In 2012 an Attuan reunion in Anchorage, Alaska, allowed long-scattered relatives to reconnect, which led to the 11 descendants visiting the island in 2017. They were only able to reach the island with the help of a USFWS research vessel that had traveled two days to get there. During a five-hour visit, they held a remembrance service for all the Attuans near the remains of the former Attu village church. There they buried a Russian Orthodox cross, gathered soil, rocks and grass for basket weaving, walked on the beach and “maritime tundra,” and reconnected with their ancestors. Theresa Deal hiked to a memorial to the Attuans who once lived on the island. “That was an emotional thing. At least I’m glad that my mom’s name was on the survivor list because I’m here.”

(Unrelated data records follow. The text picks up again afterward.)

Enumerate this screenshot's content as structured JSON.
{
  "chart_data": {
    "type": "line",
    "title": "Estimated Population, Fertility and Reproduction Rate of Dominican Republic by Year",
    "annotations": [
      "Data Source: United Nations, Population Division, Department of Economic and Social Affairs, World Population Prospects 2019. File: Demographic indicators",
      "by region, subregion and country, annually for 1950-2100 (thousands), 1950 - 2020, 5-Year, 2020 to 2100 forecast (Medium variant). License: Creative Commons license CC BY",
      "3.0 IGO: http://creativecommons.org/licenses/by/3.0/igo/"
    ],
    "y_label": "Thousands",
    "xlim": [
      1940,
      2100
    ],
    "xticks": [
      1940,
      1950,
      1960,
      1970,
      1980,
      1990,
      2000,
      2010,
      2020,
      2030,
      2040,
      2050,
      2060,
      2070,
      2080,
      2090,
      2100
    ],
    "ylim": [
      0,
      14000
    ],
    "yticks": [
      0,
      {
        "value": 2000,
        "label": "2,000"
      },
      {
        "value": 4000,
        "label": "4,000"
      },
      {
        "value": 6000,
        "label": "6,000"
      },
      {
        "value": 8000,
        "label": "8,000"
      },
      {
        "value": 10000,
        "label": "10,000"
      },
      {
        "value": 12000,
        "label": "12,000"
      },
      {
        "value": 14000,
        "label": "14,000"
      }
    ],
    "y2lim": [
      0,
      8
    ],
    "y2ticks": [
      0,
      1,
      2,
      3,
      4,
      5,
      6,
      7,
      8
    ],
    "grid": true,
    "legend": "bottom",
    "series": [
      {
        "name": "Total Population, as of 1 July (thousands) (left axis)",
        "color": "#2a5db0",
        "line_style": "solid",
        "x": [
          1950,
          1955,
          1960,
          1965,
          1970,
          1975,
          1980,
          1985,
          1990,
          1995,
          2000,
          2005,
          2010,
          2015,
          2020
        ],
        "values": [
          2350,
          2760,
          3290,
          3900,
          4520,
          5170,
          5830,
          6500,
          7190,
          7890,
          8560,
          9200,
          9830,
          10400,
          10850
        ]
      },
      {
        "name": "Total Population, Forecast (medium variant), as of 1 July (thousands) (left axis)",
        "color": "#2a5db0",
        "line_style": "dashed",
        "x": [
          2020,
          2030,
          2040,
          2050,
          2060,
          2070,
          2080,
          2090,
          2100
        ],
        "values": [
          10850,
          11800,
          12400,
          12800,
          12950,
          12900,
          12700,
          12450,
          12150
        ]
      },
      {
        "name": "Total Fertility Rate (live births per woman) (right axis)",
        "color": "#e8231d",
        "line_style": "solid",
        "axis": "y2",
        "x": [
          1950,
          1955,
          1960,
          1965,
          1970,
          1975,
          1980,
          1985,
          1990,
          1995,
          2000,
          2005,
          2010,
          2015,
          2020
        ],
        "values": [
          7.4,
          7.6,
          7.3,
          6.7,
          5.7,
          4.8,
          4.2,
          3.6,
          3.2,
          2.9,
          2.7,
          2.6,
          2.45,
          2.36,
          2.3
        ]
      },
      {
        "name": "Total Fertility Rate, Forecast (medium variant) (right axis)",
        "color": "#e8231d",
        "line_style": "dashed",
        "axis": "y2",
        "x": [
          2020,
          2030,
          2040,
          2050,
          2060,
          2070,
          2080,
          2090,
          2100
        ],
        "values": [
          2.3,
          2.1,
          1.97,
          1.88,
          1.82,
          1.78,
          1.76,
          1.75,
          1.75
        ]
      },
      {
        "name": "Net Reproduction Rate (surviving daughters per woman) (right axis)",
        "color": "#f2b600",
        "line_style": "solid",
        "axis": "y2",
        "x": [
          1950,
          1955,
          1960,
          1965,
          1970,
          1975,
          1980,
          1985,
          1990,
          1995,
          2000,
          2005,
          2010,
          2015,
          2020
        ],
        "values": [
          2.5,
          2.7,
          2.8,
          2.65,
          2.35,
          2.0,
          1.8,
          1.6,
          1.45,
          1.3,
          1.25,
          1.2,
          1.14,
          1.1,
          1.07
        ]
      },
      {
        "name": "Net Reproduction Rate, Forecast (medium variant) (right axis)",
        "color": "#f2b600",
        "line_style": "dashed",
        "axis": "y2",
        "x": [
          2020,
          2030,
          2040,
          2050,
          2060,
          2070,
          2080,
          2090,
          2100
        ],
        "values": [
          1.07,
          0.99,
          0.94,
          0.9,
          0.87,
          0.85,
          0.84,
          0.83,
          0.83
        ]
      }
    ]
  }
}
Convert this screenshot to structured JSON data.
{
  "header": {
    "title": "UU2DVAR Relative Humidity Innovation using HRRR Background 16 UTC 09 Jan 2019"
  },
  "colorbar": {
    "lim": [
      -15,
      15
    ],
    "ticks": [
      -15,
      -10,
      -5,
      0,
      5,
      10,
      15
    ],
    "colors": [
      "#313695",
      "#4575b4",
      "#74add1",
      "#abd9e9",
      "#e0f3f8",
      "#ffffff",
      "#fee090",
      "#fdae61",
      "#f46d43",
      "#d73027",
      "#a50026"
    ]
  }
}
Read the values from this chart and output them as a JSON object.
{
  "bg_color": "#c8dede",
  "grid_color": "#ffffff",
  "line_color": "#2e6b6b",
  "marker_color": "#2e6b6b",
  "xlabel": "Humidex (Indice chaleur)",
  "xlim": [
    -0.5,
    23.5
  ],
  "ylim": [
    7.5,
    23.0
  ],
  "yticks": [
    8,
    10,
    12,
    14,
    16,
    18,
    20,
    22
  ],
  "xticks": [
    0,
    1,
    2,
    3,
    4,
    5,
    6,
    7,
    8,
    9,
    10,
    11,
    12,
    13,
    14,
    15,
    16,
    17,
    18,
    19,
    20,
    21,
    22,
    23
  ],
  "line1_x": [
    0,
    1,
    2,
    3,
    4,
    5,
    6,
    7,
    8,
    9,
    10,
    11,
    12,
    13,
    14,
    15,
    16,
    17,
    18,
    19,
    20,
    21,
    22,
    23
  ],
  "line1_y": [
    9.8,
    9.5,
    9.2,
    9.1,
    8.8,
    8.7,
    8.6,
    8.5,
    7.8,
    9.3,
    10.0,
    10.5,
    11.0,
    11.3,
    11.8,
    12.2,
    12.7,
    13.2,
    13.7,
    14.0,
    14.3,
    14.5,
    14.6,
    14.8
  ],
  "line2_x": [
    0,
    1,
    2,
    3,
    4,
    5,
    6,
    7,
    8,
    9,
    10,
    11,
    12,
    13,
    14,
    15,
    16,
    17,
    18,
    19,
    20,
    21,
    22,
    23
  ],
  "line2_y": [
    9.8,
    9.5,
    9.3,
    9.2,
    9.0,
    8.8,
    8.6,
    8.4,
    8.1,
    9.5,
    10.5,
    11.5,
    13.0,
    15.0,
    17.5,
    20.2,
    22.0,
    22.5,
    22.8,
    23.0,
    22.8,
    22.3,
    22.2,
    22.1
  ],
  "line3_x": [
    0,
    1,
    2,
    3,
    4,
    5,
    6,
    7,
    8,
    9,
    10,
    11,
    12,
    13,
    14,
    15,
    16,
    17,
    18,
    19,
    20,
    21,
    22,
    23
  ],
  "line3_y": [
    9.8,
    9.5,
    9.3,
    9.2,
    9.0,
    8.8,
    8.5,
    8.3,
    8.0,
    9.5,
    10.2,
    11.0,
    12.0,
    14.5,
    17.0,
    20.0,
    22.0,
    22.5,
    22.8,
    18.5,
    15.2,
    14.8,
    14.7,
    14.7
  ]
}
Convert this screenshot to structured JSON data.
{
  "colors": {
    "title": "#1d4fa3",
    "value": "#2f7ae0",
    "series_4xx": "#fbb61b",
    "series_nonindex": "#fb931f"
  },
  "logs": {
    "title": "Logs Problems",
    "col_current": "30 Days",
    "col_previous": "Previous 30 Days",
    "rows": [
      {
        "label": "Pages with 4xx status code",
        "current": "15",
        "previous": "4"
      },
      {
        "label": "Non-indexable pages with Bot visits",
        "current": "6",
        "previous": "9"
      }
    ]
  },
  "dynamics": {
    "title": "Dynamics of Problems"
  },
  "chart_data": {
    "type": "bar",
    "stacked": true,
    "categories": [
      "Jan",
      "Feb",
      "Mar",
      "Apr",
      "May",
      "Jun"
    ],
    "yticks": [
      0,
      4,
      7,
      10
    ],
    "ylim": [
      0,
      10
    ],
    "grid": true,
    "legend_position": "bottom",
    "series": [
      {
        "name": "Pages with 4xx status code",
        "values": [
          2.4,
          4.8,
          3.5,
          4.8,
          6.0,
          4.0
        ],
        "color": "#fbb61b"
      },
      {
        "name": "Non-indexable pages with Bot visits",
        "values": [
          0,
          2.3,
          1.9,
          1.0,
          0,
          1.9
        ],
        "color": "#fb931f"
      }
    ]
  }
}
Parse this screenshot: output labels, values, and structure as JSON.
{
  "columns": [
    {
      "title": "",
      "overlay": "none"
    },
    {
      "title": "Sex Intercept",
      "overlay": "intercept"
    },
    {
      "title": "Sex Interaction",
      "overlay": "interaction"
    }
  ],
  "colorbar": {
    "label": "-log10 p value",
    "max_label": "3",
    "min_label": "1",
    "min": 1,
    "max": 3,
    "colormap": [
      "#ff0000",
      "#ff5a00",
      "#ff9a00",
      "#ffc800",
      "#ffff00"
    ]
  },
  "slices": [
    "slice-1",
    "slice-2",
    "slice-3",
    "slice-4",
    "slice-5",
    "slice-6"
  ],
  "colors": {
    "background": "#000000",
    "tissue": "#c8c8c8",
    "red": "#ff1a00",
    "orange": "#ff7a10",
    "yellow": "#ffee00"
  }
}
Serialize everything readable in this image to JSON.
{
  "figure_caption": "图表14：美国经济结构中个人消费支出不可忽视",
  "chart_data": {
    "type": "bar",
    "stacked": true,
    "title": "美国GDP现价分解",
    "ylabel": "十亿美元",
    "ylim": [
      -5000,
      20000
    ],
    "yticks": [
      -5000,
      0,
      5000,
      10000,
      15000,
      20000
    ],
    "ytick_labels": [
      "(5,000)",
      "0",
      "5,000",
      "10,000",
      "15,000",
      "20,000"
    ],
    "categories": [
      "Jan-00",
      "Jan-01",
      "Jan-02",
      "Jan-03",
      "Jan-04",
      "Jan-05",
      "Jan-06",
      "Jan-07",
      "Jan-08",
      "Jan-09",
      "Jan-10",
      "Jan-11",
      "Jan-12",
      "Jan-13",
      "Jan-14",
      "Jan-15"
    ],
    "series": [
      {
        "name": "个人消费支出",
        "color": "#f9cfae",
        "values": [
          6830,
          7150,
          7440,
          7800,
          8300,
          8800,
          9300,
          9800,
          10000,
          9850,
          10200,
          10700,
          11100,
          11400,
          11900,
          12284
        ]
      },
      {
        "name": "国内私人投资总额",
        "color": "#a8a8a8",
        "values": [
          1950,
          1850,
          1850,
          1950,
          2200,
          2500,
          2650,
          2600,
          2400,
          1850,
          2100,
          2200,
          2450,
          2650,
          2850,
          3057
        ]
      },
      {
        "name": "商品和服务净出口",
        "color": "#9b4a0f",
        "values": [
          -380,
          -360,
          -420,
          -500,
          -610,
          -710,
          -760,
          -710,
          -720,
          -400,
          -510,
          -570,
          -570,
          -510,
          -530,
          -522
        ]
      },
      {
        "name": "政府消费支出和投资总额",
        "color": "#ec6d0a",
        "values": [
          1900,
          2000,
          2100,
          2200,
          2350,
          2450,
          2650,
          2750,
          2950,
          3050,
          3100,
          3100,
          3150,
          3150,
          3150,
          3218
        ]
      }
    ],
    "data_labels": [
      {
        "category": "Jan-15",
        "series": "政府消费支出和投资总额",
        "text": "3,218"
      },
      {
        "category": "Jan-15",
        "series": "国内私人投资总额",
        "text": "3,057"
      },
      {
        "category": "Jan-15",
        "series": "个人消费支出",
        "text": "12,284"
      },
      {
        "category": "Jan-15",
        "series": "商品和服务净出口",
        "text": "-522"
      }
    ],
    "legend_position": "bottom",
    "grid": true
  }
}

In 2018 descendants of Attuans, American and Japanese soldiers met at the Alaska Aviation Museum in Anchorage to commemorate the 75th Anniversary of the Battle of Attu. There, they premiered the Japanese documentary film about the Battle of Attu called “When the Fog Clears.” Helena Pagano Schmitz and Theresa Deal, both descendants of Attu Tribal Chief Mike Hodikoff, met at this event and decided to found the all-volunteer, nonprofit organization called Atux̂ Forever. Through this initiative, they hope to make Attu more accessible to descendants to visit and reclaim their culture and homeland.
“I feel our story is left out of World War II,” Schmitz reflected. “We lost our culture, we lost our language, and we lost our way of life, and I’m trying to bring it back.” Theresa Deal said, “I think it’s important to have access to the island for all descendants and future descendants.”